Published online by Cambridge University Press: 01 May 2009
Summary
Despite their importance and frequency of usage, ‘grouping terms’ in petrology such as Association, Family, Lineage, Province, Series and Suite appear to lack established meanings. Partly by analogy with the recently standardized stratigraphic nomenclature, hierarchies of such terms are suggested to cover petrographic classification (rock-names), petrological classification (rock-names extended to magma-types), geographic classification (igneous provinces) and tectono-genetic classification (rock assemblages characteristic of particular tectonic regimes). Used in this way, the exact implications of each term become clearer.
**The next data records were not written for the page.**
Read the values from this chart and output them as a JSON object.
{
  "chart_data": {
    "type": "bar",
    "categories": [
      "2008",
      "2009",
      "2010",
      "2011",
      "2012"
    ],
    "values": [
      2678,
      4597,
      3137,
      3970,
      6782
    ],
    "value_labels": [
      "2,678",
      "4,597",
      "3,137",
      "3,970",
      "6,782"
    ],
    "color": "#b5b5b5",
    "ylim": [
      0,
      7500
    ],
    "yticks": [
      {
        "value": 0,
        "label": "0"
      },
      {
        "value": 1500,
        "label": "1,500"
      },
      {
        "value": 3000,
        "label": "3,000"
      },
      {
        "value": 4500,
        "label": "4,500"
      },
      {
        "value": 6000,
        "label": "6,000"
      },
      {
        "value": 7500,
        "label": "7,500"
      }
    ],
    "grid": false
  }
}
Again by analogy with stratigraphy, ‘Super-’ and ‘Sub-’ groupings are suggested in a few cases: ‘Subprovince’ for example can differentiate distinct rock assemblages related to separate parent magmas within one well-defined Province (e.g. nephelinite-carbonatite and basalt-trachyte assemblages in the East African Rift), and ‘Superprovince’ can be used to group coeval Provinces now separated by opened oceans, etc. (e.g. Thulean Superprovince composed of Hebridean, East Greenland, etc., Provinces). The term ‘Province’ itself carries several ambiguities; it is best confined to cases where the ages of the spatially associated igneous rocks fall within a narrow range (e.g. Oslo Province); ‘Belt’ is suggested for those where the age-range is more substantial (e.g. Jurassic-Tertiary magmatism of Southeast Brazil).